Inequalities are expressions that show the relationship between two values that are not equal. They involve symbols such as < (less than), > (greater than), and ≤ or ≥ (less than or equal to, greater than or equal to respectively). Solving inequalities often involves finding the range of values for which the inequality holds true.
Understanding the nature of inequalities is crucial since they appear in multiple mathematical contexts. For example, in Exercise (b), the inequality was \( \frac{2x^2 + 2x - 2}{(2x+1)^2} < 0 \), which means we need to find the values of \(x\) that make the entire fraction less than zero.
To solve it, identify where the numerator \(2x^2 + 2x - 2\) is less than zero, ensuring the denominator remains positive since it is a squared term \((2x+1)^2\). Inequalities require testing intervals around the critical points derived from the equation of the numerator. By doing this, you can determine where the expression changes signs and find intervals of \(x\) that satisfy the inequality.

The quadratic formula is a powerful tool for solving quadratic equations, which take the general form \(ax^2 + bx + c = 0\). When the equation does not factorize easily, the quadratic formula comes to the rescue:\[ x = \frac{-b \pm \sqrt{b^2 - 4ac}}{2a} \] This formula gives both potential solutions to the quadratic equation by considering both the '+' and '−' operations in \(\pm\).
In the original exercise, the quadratic formula was used to solve \(x^2 + x - 1 = 0\), found in the numerator after it was simplified in Step 3. Plugging in \(a = 1\), \(b = 1\), and \(c = -1\) into the formula gives us:\[ x = \frac{-1 \pm \sqrt{1^2 - 4 \times 1 \times (-1)}}{2 \times 1} \] Simplifying the expression provides exact solutions for \(x\), guiding the resolution of the equation. Knowing how to apply the quadratic formula efficiently is integral to solving complex algebraic problems.
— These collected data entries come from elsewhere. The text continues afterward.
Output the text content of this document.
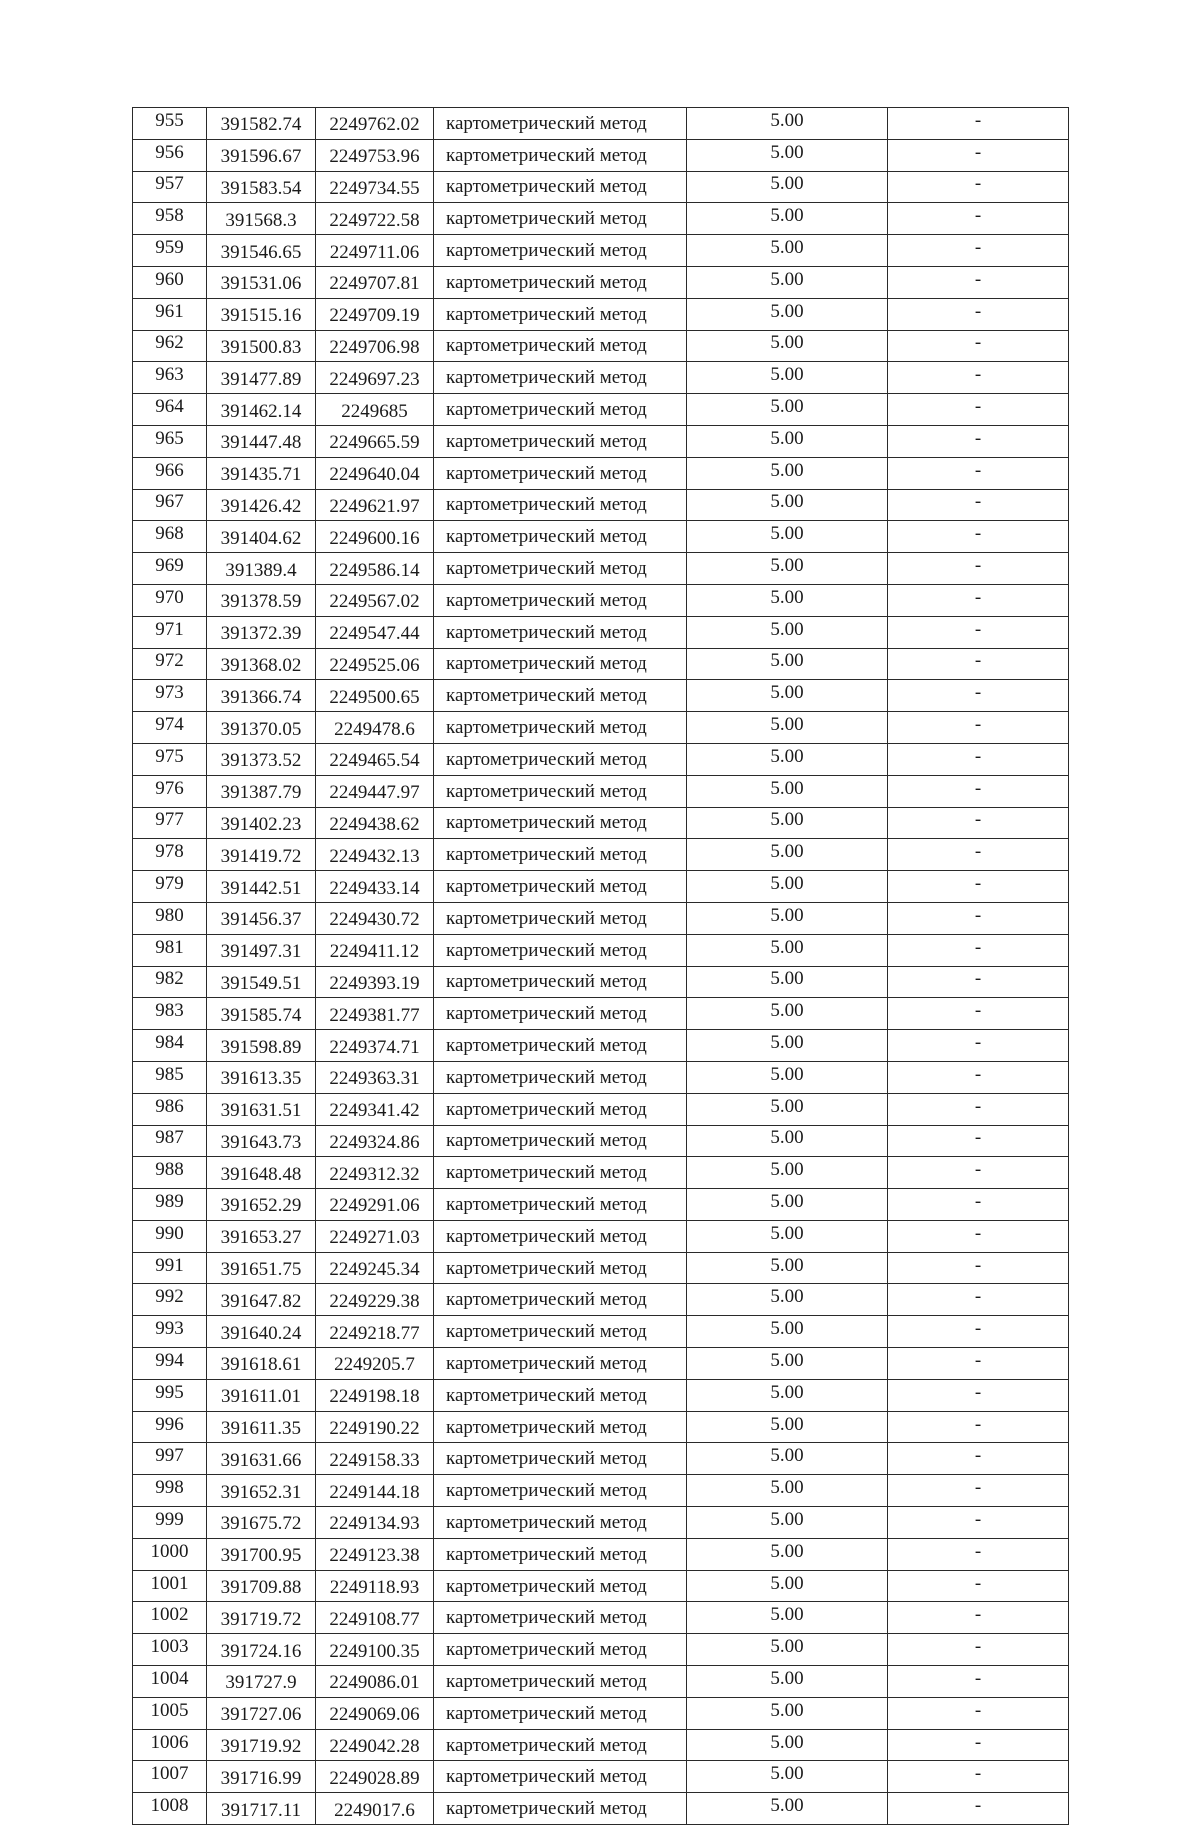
955	391582.74	2249762.02	картометрический метод	5.00	-
956	391596.67	2249753.96	картометрический метод	5.00	-
957	391583.54	2249734.55	картометрический метод	5.00	-
958	391568.3	2249722.58	картометрический метод	5.00	-
959	391546.65	2249711.06	картометрический метод	5.00	-
960	391531.06	2249707.81	картометрический метод	5.00	-
961	391515.16	2249709.19	картометрический метод	5.00	-
962	391500.83	2249706.98	картометрический метод	5.00	-
963	391477.89	2249697.23	картометрический метод	5.00	-
964	391462.14	2249685	картометрический метод	5.00	-
965	391447.48	2249665.59	картометрический метод	5.00	-
966	391435.71	2249640.04	картометрический метод	5.00	-
967	391426.42	2249621.97	картометрический метод	5.00	-
968	391404.62	2249600.16	картометрический метод	5.00	-
969	391389.4	2249586.14	картометрический метод	5.00	-
970	391378.59	2249567.02	картометрический метод	5.00	-
971	391372.39	2249547.44	картометрический метод	5.00	-
972	391368.02	2249525.06	картометрический метод	5.00	-
973	391366.74	2249500.65	картометрический метод	5.00	-
974	391370.05	2249478.6	картометрический метод	5.00	-
975	391373.52	2249465.54	картометрический метод	5.00	-
976	391387.79	2249447.97	картометрический метод	5.00	-
977	391402.23	2249438.62	картометрический метод	5.00	-
978	391419.72	2249432.13	картометрический метод	5.00	-
979	391442.51	2249433.14	картометрический метод	5.00	-
980	391456.37	2249430.72	картометрический метод	5.00	-
981	391497.31	2249411.12	картометрический метод	5.00	-
982	391549.51	2249393.19	картометрический метод	5.00	-
983	391585.74	2249381.77	картометрический метод	5.00	-
984	391598.89	2249374.71	картометрический метод	5.00	-
985	391613.35	2249363.31	картометрический метод	5.00	-
986	391631.51	2249341.42	картометрический метод	5.00	-
987	391643.73	2249324.86	картометрический метод	5.00	-
988	391648.48	2249312.32	картометрический метод	5.00	-
989	391652.29	2249291.06	картометрический метод	5.00	-
990	391653.27	2249271.03	картометрический метод	5.00	-
991	391651.75	2249245.34	картометрический метод	5.00	-
992	391647.82	2249229.38	картометрический метод	5.00	-
993	391640.24	2249218.77	картометрический метод	5.00	-
994	391618.61	2249205.7	картометрический метод	5.00	-
995	391611.01	2249198.18	картометрический метод	5.00	-
996	391611.35	2249190.22	картометрический метод	5.00	-
997	391631.66	2249158.33	картометрический метод	5.00	-
998	391652.31	2249144.18	картометрический метод	5.00	-
999	391675.72	2249134.93	картометрический метод	5.00	-
1000	391700.95	2249123.38	картометрический метод	5.00	-
1001	391709.88	2249118.93	картометрический метод	5.00	-
1002	391719.72	2249108.77	картометрический метод	5.00	-
1003	391724.16	2249100.35	картометрический метод	5.00	-
1004	391727.9	2249086.01	картометрический метод	5.00	-
1005	391727.06	2249069.06	картометрический метод	5.00	-
1006	391719.92	2249042.28	картометрический метод	5.00	-
1007	391716.99	2249028.89	картометрический метод	5.00	-
1008	391717.11	2249017.6	картометрический метод	5.00	-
Factoring is a technique used to simplify algebraic expressions or solve equations, usually by expressing a polynomial as a product of its factors. It is particularly useful for solving quadratic equations when the polynomial can be decomposed into simpler binomials.
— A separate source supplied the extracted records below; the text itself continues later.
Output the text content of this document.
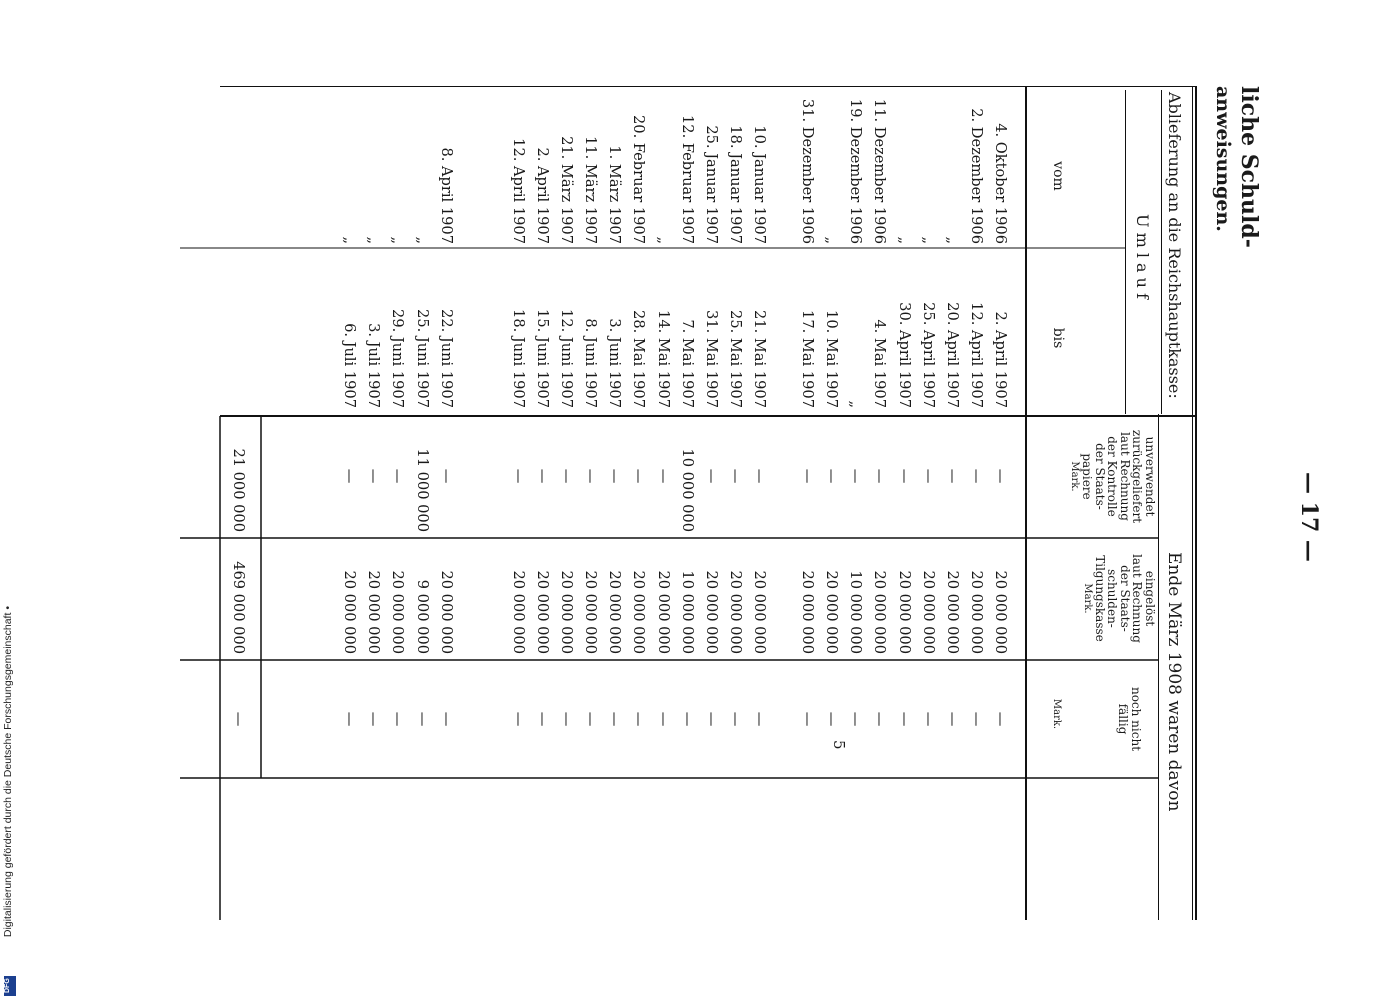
— 17 —
5
Digitalisierung gefördert durch die Deutsche Forschungsgemeinschaft •
DFG
liche Schuld-
anweisungen.
Ablieferung an die Reichshauptkasse:
U m l a u f
vom
bis
Ende März 1908 waren davon
unverwendet
zurückgeliefert
laut Rechnung
der Kontrolle
der Staats-
papiere
Mark.
eingelöst
laut Rechnung
der Staats-
schulden-
Tilgungskasse
Mark.
noch nicht
fällig
Mark.
4. Oktober 1906
2. April 1907
—
20 000 000
—
2. Dezember 1906
12. April 1907
—
20 000 000
—
„
20. April 1907
—
20 000 000
—
„
25. April 1907
—
20 000 000
—
„
30. April 1907
—
20 000 000
—
11. Dezember 1906
4. Mai 1907
—
20 000 000
—
19. Dezember 1906
„
—
10 000 000
—
„
10. Mai 1907
—
20 000 000
—
31. Dezember 1906
17. Mai 1907
—
20 000 000
—
10. Januar 1907
21. Mai 1907
—
20 000 000
—
18. Januar 1907
25. Mai 1907
—
20 000 000
—
25. Januar 1907
31. Mai 1907
—
20 000 000
—
12. Februar 1907
7. Mai 1907
10 000 000
10 000 000
—
„
14. Mai 1907
—
20 000 000
—
20. Februar 1907
28. Mai 1907
—
20 000 000
—
1. März 1907
3. Juni 1907
—
20 000 000
—
11. März 1907
8. Juni 1907
—
20 000 000
—
21. März 1907
12. Juni 1907
—
20 000 000
—
2. April 1907
15. Juni 1907
—
20 000 000
—
12. April 1907
18. Juni 1907
—
20 000 000
—
8. April 1907
22. Juni 1907
—
20 000 000
—
„
25. Juni 1907
11 000 000
9 000 000
—
„
29. Juni 1907
—
20 000 000
—
„
3. Juli 1907
—
20 000 000
—
„
6. Juli 1907
—
20 000 000
—
21 000 000
469 000 000
—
In Step 3, after rewriting \(2x^2 + 2x - 2 = 0\) as \(2(x^2 + x - 1) = 0\), we aim to factor \(x^2 + x - 1\). Here, the quadratic does not factor into neat numbers, which is why the quadratic formula was utilized.
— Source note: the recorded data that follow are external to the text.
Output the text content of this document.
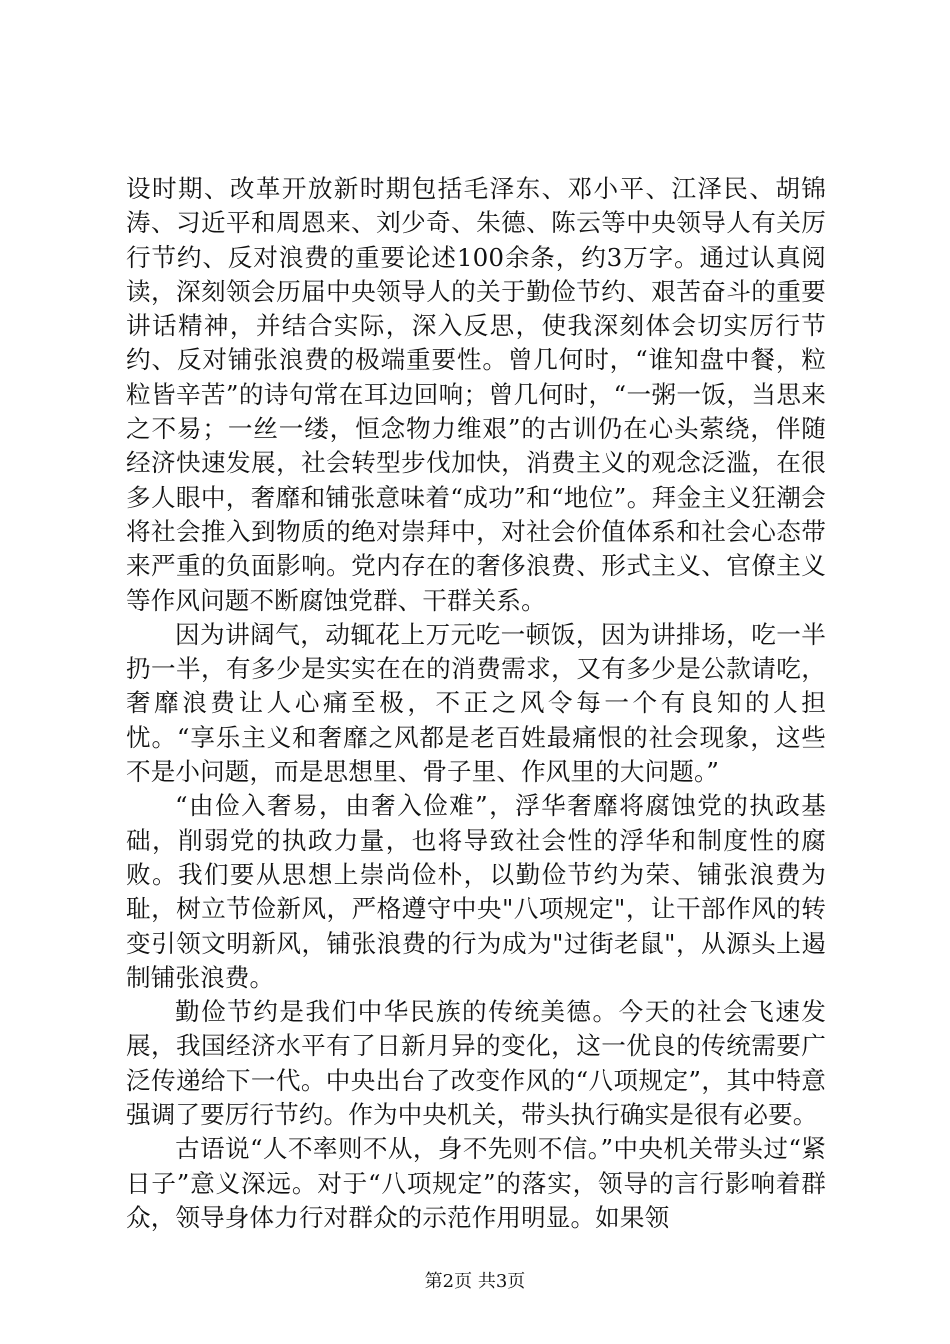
设时期、改革开放新时期包括毛泽东、邓小平、江泽民、胡锦涛、习近平和周恩来、刘少奇、朱德、陈云等中央领导人有关厉行节约、反对浪费的重要论述100余条，约3万字。通过认真阅读，深刻领会历届中央领导人的关于勤俭节约、艰苦奋斗的重要讲话精神，并结合实际，深入反思，使我深刻体会切实厉行节约、反对铺张浪费的极端重要性。曾几何时，“谁知盘中餐，粒粒皆辛苦”的诗句常在耳边回响；曾几何时，“一粥一饭，当思来之不易；一丝一缕，恒念物力维艰”的古训仍在心头萦绕，伴随经济快速发展，社会转型步伐加快，消费主义的观念泛滥，在很多人眼中，奢靡和铺张意味着“成功”和“地位”。拜金主义狂潮会将社会推入到物质的绝对崇拜中，对社会价值体系和社会心态带来严重的负面影响。党内存在的奢侈浪费、形式主义、官僚主义等作风问题不断腐蚀党群、干群关系。

因为讲阔气，动辄花上万元吃一顿饭，因为讲排场，吃一半扔一半，有多少是实实在在的消费需求，又有多少是公款请吃，奢靡浪费让人心痛至极，不正之风令每一个有良知的人担忧。“享乐主义和奢靡之风都是老百姓最痛恨的社会现象，这些不是小问题，而是思想里、骨子里、作风里的大问题。”

“由俭入奢易，由奢入俭难”，浮华奢靡将腐蚀党的执政基础，削弱党的执政力量，也将导致社会性的浮华和制度性的腐败。我们要从思想上崇尚俭朴，以勤俭节约为荣、铺张浪费为耻，树立节俭新风，严格遵守中央"八项规定"，让干部作风的转变引领文明新风，铺张浪费的行为成为"过街老鼠"，从源头上遏制铺张浪费。

勤俭节约是我们中华民族的传统美德。今天的社会飞速发展，我国经济水平有了日新月异的变化，这一优良的传统需要广泛传递给下一代。中央出台了改变作风的“八项规定”，其中特意强调了要厉行节约。作为中央机关，带头执行确实是很有必要。

古语说“人不率则不从，身不先则不信。”中央机关带头过“紧日子”意义深远。对于“八项规定”的落实，领导的言行影响着群众，领导身体力行对群众的示范作用明显。如果领

第2页 共3页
Despite not being factorable in this instance, attempting to factor a quadratic equation is often the first step in simplifying and solving, as it can lead to quicker solutions when the roots or factors are integers or simple fractions.

Critical points are essential in determining where and how functions change behavior, particularly with inequalities. They are values of \(x\) where the sign of a polynomial, such as the numerator of a fraction, changes. They are found by setting the related polynomial equal to zero and solving for \(x\).
For Exercise (b), we located the critical points \(x = \frac{-1 + \sqrt{5}}{2}\) and \(x = \frac{-1 - \sqrt{5}}{2}\). These points indicate where the expression changes from positive to negative or vice versa.
Testing intervals determined by these critical points is essential to solve inequalities because it identifies the ranges where the inequality holds. In this specific exercise, checking the signs of test values in each interval determined the part of the number line that satisfied the inequality condition.